Getting experts to share (the biggest challenge), asking the right questions, knowing what's worth capturing

What To Do Next

This section won't tell you what your numbers should be. It will show you how to find them yourself. Every instruction below produces a real, verifiable result in your organization. No benchmarks, no projections — just the steps to build your own evidence.

1

Establish Your Baseline

Know where you are before you move

Before adopting AI tools for capture knowledge from subject matter experts, understand your current state.
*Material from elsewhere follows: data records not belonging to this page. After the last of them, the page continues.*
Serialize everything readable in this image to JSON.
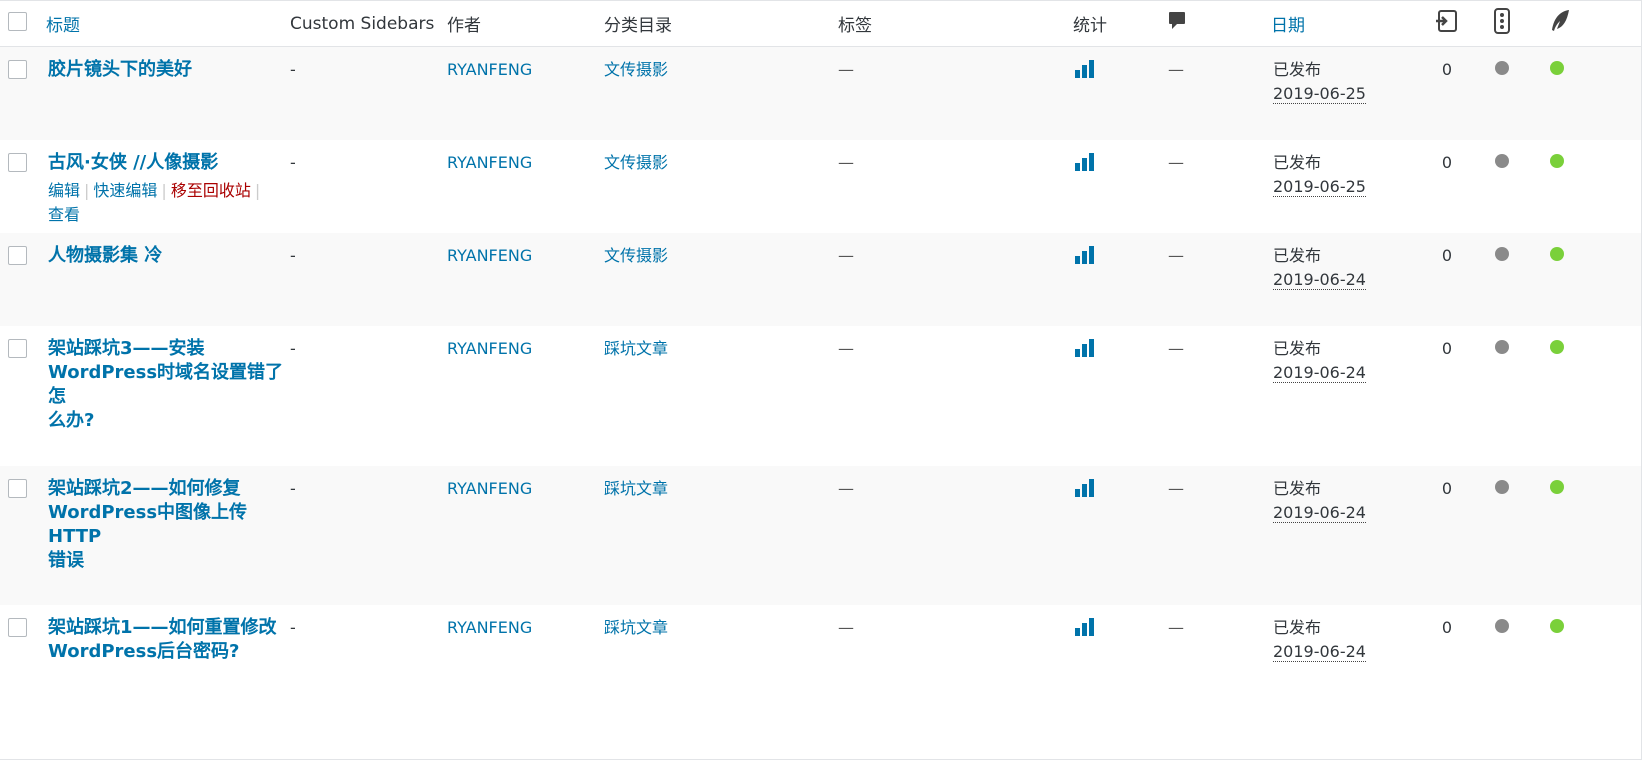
{
  "header": {
    "title_col": "标题",
    "sidebars_col": "Custom Sidebars",
    "author_col": "作者",
    "category_col": "分类目录",
    "tags_col": "标签",
    "stats_col": "统计",
    "date_col": "日期"
  },
  "row_actions": {
    "edit": "编辑",
    "quick_edit": "快速编辑",
    "trash": "移至回收站",
    "view": "查看",
    "sep": "|"
  },
  "rows": [
    {
      "title_lines": [
        "胶片镜头下的美好"
      ],
      "sidebars": "-",
      "author": "RYANFENG",
      "category": "文传摄影",
      "tags": "—",
      "comments": "—",
      "status": "已发布",
      "date": "2019-06-25",
      "count": "0"
    },
    {
      "title_lines": [
        "古风·女侠 //人像摄影"
      ],
      "sidebars": "-",
      "author": "RYANFENG",
      "category": "文传摄影",
      "tags": "—",
      "comments": "—",
      "status": "已发布",
      "date": "2019-06-25",
      "count": "0"
    },
    {
      "title_lines": [
        "人物摄影集 冷"
      ],
      "sidebars": "-",
      "author": "RYANFENG",
      "category": "文传摄影",
      "tags": "—",
      "comments": "—",
      "status": "已发布",
      "date": "2019-06-24",
      "count": "0"
    },
    {
      "title_lines": [
        "架站踩坑3——安装",
        "WordPress时域名设置错了怎",
        "么办?"
      ],
      "sidebars": "-",
      "author": "RYANFENG",
      "category": "踩坑文章",
      "tags": "—",
      "comments": "—",
      "status": "已发布",
      "date": "2019-06-24",
      "count": "0"
    },
    {
      "title_lines": [
        "架站踩坑2——如何修复",
        "WordPress中图像上传HTTP",
        "错误"
      ],
      "sidebars": "-",
      "author": "RYANFENG",
      "category": "踩坑文章",
      "tags": "—",
      "comments": "—",
      "status": "已发布",
      "date": "2019-06-24",
      "count": "0"
    },
    {
      "title_lines": [
        "架站踩坑1——如何重置修改",
        "WordPress后台密码?"
      ],
      "sidebars": "-",
      "author": "RYANFENG",
      "category": "踩坑文章",
      "tags": "—",
      "comments": "—",
      "status": "已发布",
      "date": "2019-06-24",
      "count": "0"
    }
  ],
  "colors": {
    "link": "#0073aa",
    "trash": "#a00",
    "dot_gray": "#8a8a8a",
    "dot_green": "#7ad03a"
  },
  "icons": {
    "comments": "comment-bubble-icon",
    "revisions": "revisions-icon",
    "traffic": "traffic-light-icon",
    "seo": "feather-icon",
    "stats": "bar-chart-icon"
  }
}
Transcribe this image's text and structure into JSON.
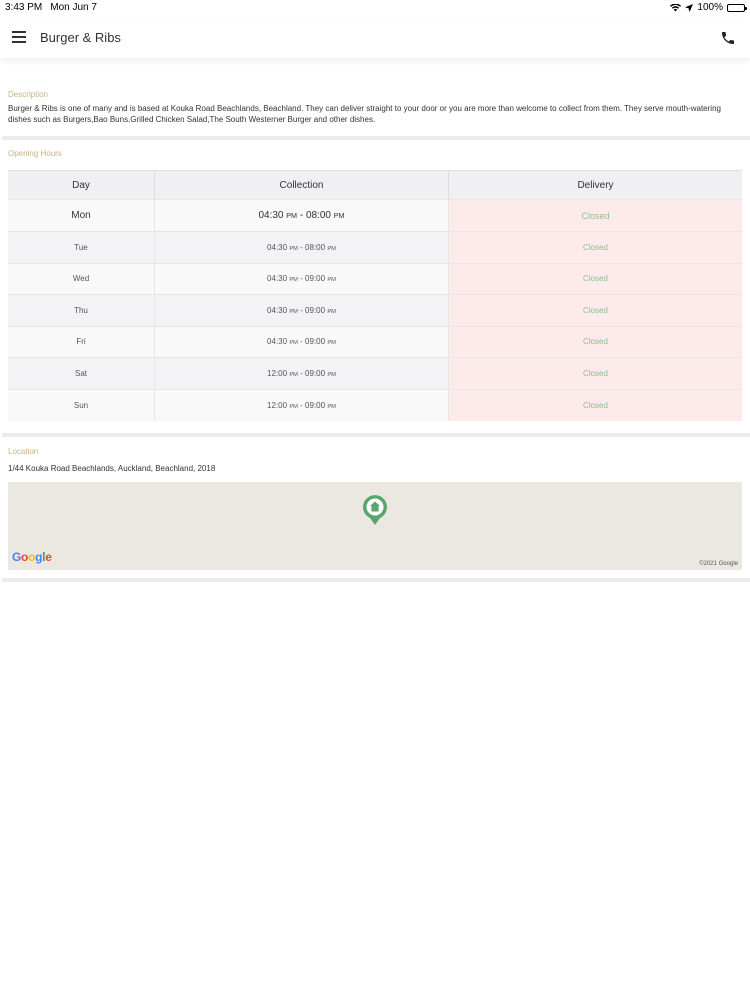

Map your current process: Document how capture knowledge from subject matter experts works today — who does what, how long it takes, where the bottlenecks are. You need this baseline to measure improvement.
Identify the judgment points: Getting experts to share (the biggest challenge), asking the right questions, knowing what's worth capturing. These are the boundaries AI won't cross.
Assess your data readiness: AI tools for this area need data to work. Check whether your organization has the historical data, integrations, and data quality to support Transcription AI tools.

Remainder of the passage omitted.